How alive is the company. Open the company's blog or changelog and look at the dates. If the most recent post is from 2023, the product is being maintained, not loved. That can be fine for a tool you intend to set up once and forget. It is not fine for anything central to your operations, because the tool that stops being loved this year is the tool that stops being supported in three years.
How real is the support. Send the support team a question before you sign up. Make it a specific question that requires a real answer. The reply, the time to reply, and the tone of the reply tell you what the next two years of support will feel like. A tool with great features and bad support is worse than a tool with average features and great support.
How honest are the reviews. Skim the lower-starred reviews on a third-party review site, not the marketing testimonials. The pattern of complaints is more useful than any individual complaint. If five different reviewers describe the same frustration in different words, that frustration will be your frustration too.

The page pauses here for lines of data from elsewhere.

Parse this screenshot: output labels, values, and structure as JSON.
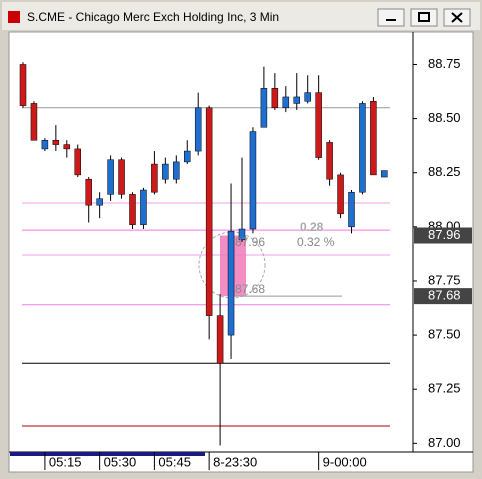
{
  "window_title": "S.CME - Chicago Merc Exch Holding Inc, 3 Min",
  "chart_data": {
    "type": "candlestick",
    "categories": [
      null,
      null,
      "05:15",
      null,
      null,
      null,
      null,
      "05:30",
      null,
      null,
      null,
      null,
      "05:45",
      null,
      null,
      null,
      null,
      "8-23:30",
      null,
      null,
      null,
      null,
      null,
      null,
      null,
      null,
      null,
      "9-00:00",
      null,
      null,
      null,
      null,
      null,
      null
    ],
    "open": [
      88.75,
      88.57,
      88.36,
      88.4,
      88.38,
      88.36,
      88.22,
      88.1,
      88.15,
      88.31,
      88.15,
      88.01,
      88.29,
      88.22,
      88.22,
      88.3,
      88.35,
      88.55,
      87.59,
      87.5,
      87.94,
      87.99,
      88.46,
      88.64,
      88.55,
      88.57,
      88.58,
      88.62,
      88.39,
      88.24,
      88.0,
      88.16,
      88.58,
      88.23
    ],
    "high": [
      88.76,
      88.58,
      88.41,
      88.47,
      88.4,
      88.38,
      88.23,
      88.16,
      88.33,
      88.32,
      88.16,
      88.18,
      88.35,
      88.32,
      88.33,
      88.4,
      88.62,
      88.56,
      87.69,
      88.2,
      88.32,
      88.46,
      88.74,
      88.71,
      88.65,
      88.71,
      88.7,
      88.7,
      88.4,
      88.25,
      88.17,
      88.58,
      88.6,
      88.26
    ],
    "low": [
      88.55,
      88.4,
      88.35,
      88.35,
      88.32,
      88.23,
      88.02,
      88.04,
      88.12,
      88.13,
      87.99,
      87.99,
      88.15,
      88.2,
      88.2,
      88.29,
      88.33,
      87.48,
      86.99,
      87.39,
      87.93,
      87.97,
      88.46,
      88.54,
      88.53,
      88.54,
      88.57,
      88.31,
      88.19,
      88.04,
      87.97,
      88.15,
      88.24,
      88.23
    ],
    "close": [
      88.56,
      88.4,
      88.4,
      88.38,
      88.36,
      88.24,
      88.1,
      88.13,
      88.31,
      88.15,
      88.01,
      88.17,
      88.16,
      88.29,
      88.3,
      88.35,
      88.55,
      87.59,
      87.37,
      87.98,
      87.99,
      88.44,
      88.64,
      88.55,
      88.6,
      88.6,
      88.62,
      88.32,
      88.22,
      88.06,
      88.16,
      88.57,
      88.24,
      88.26
    ],
    "up_color": "#1f6fd0",
    "down_color": "#cc1a1a",
    "ylim": [
      86.96,
      88.9
    ],
    "yticks": [
      {
        "value": 87,
        "label": "87.00"
      },
      {
        "value": 87.25,
        "label": "87.25"
      },
      {
        "value": 87.5,
        "label": "87.50"
      },
      {
        "value": 87.75,
        "label": "87.75"
      },
      {
        "value": 88,
        "label": "88.00"
      },
      {
        "value": 88.25,
        "label": "88.25"
      },
      {
        "value": 88.5,
        "label": "88.50"
      },
      {
        "value": 88.75,
        "label": "88.75"
      }
    ],
    "levels": [
      {
        "value": 88.55,
        "color": "#999999"
      },
      {
        "value": 88.11,
        "color": "#f0a0e8"
      },
      {
        "value": 87.985,
        "color": "#ff70e0"
      },
      {
        "value": 87.87,
        "color": "#f0a0e8"
      },
      {
        "value": 87.64,
        "color": "#f080e0"
      },
      {
        "value": 87.37,
        "color": "#000000"
      },
      {
        "value": 87.08,
        "color": "#b00000"
      }
    ],
    "price_markers": [
      87.96,
      87.68
    ],
    "annotations": [
      "87.96",
      "0.28",
      "0.32 %",
      "87.68"
    ]
  }
}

When to keep using the spreadsheet
A spreadsheet is the right answer more often than software vendors will tell you. Many small businesses run their entire operations inside a single shared Google Sheet for years, with no software to learn, no monthly bill, and no migration risk.
The case for moving from the spreadsheet to a tool is when one of three things has happened. The spreadsheet has grown to a size where mistakes are starting to slip through. Multiple people are stepping on each other's edits. Or the workflow has gotten complex enough that you spend more time maintaining the spreadsheet than doing the work it tracks.
If none of those have happened yet, congratulate yourself, save the monthly subscription, and revisit in six months. Software is a real cost, and the right time to take that cost on is the moment when the spreadsheet is starting to cost more.
A reasonable rule of thumb
When picking your first tool in any category, optimize for two things and ignore the rest. Make sure you can leave easily, and make sure the company is alive enough that the tool will still exist in three years. Everything else is recoverable.
A small business that picks tools by those two criteria for ten years ends up with a stack that is unremarkable, boring, and entirely under their control. That is the goal. The owners who chase the most fashionable tool every year end up with a stack that is impressive in a screenshot and exhausting to maintain. That is not the goal.
When in doubt, pick the boring one with a clear export button and a recent changelog. You can always upgrade later. You cannot always escape later.